Sorgenfrei im Autobau

Sie setzten verschiedene Stahlproben unter Wasserstoffeinfluss unterschiedlichen statischen Zugbelastungen aus. Die Zeit bis zum Versagen der Probe galt als Maß für die Wasserstoffempfindlichkeit. Trat nach langer Zeit kein Bruch auf, galt der Stahl als unempfindlich für die Wasserstoff induzierte Spannungsrisskorrosion. Die Forscher testeten verschiedene Beladungen mit Wasserstoff und erhielten so für jeden geprüften Stahl ein Schaubild, das seine Empfindlichkeit veranschaulicht. Daran können Autobauer ablesen, bis zu welcher Spannung ein Stahl eingesetzt werden darf, ohne dass die Rissbildung droht.
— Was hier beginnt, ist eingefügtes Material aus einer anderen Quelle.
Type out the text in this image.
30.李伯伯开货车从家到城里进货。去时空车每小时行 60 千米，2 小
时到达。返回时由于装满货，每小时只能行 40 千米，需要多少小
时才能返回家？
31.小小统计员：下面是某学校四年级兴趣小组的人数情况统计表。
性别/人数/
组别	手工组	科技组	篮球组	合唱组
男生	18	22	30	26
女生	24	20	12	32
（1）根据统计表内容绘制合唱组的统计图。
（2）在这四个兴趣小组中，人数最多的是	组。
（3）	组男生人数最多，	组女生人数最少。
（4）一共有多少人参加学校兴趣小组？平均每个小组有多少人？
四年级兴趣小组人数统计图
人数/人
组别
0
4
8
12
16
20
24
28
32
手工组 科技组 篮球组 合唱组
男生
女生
Fazit: Bei im Autobau üblichen Belastungen von Bauteilen wären sehr hohe Wasserstoffgehalte im Stahl notwendig, um einen Riss zu induzieren – die Stähle sind weitgehend sorgenfrei im Autobau einsetzbar.

Theoretische Rechnungen helfen Gegenstrategien entwickeln

Forscher am Interdisciplinary Centre for Materials Simulation (ICAMS) gehen dem Treiben kleiner Atome in Stählen im Detail auf den Grund. Mit Hochleistungscomputern berechnen sie das Verhalten der Atome theoretisch für kleine Einheiten. Dank vergröberter Modelle können sie dann auch größere Stahlbereiche betrachten und Strategien entwickeln, die Schädigungsprozesse verhindern. Dafür kommen zum Beispiel verschiedene Legierungsatome in Frage, die für den Werkstoff „ungefährliche“ Positionen für kleine Atome attraktiver machen als „gefährliche“, an denen es schnell zu Rissen kommt.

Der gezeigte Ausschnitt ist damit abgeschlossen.